My clearest memory of just how impressive those structures were comes from the time my father took me to several of his accounts located in those buildings when I was young. When we were on one of the high floors, he took me over to a window that was bigger than I was and I saw clouds outside. I couldn’t believe it! I wasn’t even in a plane (nor had I ever been in one at that time), but I was experiencing being in the clouds! My father told me that the building also had a little “give” built into it so it wouldn’t break when it got windy, saying you could feel it sway if you really pay attention. I don’t know if this is true, but at about 12 years old, I could swear I felt the building sway… :-)
Mostly though, the towers blended with the rest of the city, and the rest of my life. Because I once held a job on the Concourse Level of the Trade Center, they also came to represent a former place of employment. – not particularly awe-inspiring. And they were a backdrop, really, during the years I surfaced from the subway on my way to other jobs I held in the financial district.
But on September 11, 2001, watching The Twin Towers ravaged in such an appalling way was like watching the murder of an old friend. To watch the video clips again today, and every anniversary since, elicits sadness, anger and tears. I have no connection to that day that makes me “special”. I am no longer a New Yorker and was 160 miles away. My life was not in danger. There was no Trade Center dust on me. I did not lose anyone that day to the tragedy. Like millions of others, I merely watched on television.
Yet I watched while holding a newborn baby. I remember wondering what kind of world I had brought her into. Her father sat on the couch expressing his horror by repeating the words, “Jesus Christ” over and over, which has remained such a strong memory to this day because he considers himself an Atheist. As a Christian, his words only reminded me of the importance to pray.
My three older sons were already in school and I struggled with the idea of picking them up and bringing them home. There was this feeling that something bigger was happening, even before we were told our country was under attack. But ultimately, I felt they were safe at school (two blocks away) and did not want to frighten them, so I left them there. Later, I learned the teachers told them what had happened and they were worried and nervous, wondering why I hadn’t come to get them. Mom screws up again… :-/
Five years later, I try to focus on the good that has transpired since. This morning, my 5-year-old daughter left for kindergarten, asking first why the flag is hanging outside our house. It was a difficult idea to try to explain to her. Saying only that something happened five years ago today that is important to remember and I hang the flag because I feel patriotic, I think I dodged a bullet when her attention shifted to what she was wearing to school. I want her to know, but I don’t think she is capable of understanding without being terrified that it will happen again and that the next time, the planes will hit our house.
She is a well-adjusted little girl and I don’t wake each day wondering what kind of world I have brought her into – no more than I wonder about my sons. Probably the hardest thing with the boys is to teach them not to be prejudice against Arabs or Muslims. To teach that there is a peaceful Islam and a radical Islam is difficult, yet imperative. To be honest, at times, I think it’s difficult for all of us to remember.
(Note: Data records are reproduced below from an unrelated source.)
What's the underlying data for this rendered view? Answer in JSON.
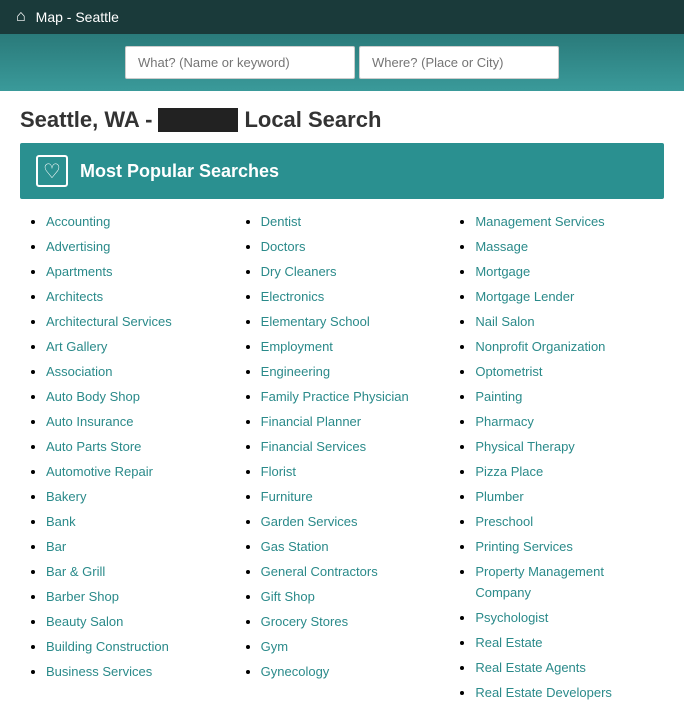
{
  "header": {
    "title": "Map - Seattle",
    "home_icon": "⌂"
  },
  "search": {
    "what_placeholder": "What? (Name or keyword)",
    "where_placeholder": "Where? (Place or City)"
  },
  "page_title": {
    "prefix": "Seattle, WA -",
    "suffix": "Local Search"
  },
  "popular_section": {
    "heart_icon": "♡",
    "title": "Most Popular Searches"
  },
  "columns": [
    {
      "items": [
        "Accounting",
        "Advertising",
        "Apartments",
        "Architects",
        "Architectural Services",
        "Art Gallery",
        "Association",
        "Auto Body Shop",
        "Auto Insurance",
        "Auto Parts Store",
        "Automotive Repair",
        "Bakery",
        "Bank",
        "Bar",
        "Bar & Grill",
        "Barber Shop",
        "Beauty Salon",
        "Building Construction",
        "Business Services"
      ]
    },
    {
      "items": [
        "Dentist",
        "Doctors",
        "Dry Cleaners",
        "Electronics",
        "Elementary School",
        "Employment",
        "Engineering",
        "Family Practice Physician",
        "Financial Planner",
        "Financial Services",
        "Florist",
        "Furniture",
        "Garden Services",
        "Gas Station",
        "General Contractors",
        "Gift Shop",
        "Grocery Stores",
        "Gym",
        "Gynecology"
      ]
    },
    {
      "items": [
        "Management Services",
        "Massage",
        "Mortgage",
        "Mortgage Lender",
        "Nail Salon",
        "Nonprofit Organization",
        "Optometrist",
        "Painting",
        "Pharmacy",
        "Physical Therapy",
        "Pizza Place",
        "Plumber",
        "Preschool",
        "Printing Services",
        "Property Management Company",
        "Psychologist",
        "Real Estate",
        "Real Estate Agents",
        "Real Estate Developers"
      ]
    }
  ]
}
The best thing that has happened in my life as a result of 9/11 is reconciling with my dearest friend. We have been friends since childhood, and somehow lost touch for the 3 years preceding 9/11. But within days of the attacks she called me, saying the event showed her that life can be short and unpredictable, and she didn’t want things to keep going on the way they were. So, for the last five years, I have enjoyed having my best friend back. I hope others realized this, as well.
This is not a political commentary, per se, but a personal commentary on something political. On this fifth anniversary, my fear is that time will lessen the impact of this event. Let’s pray that this doesn’t happen to our leaders, and that they figure out how to prevent an atrocity like this from ever happening again.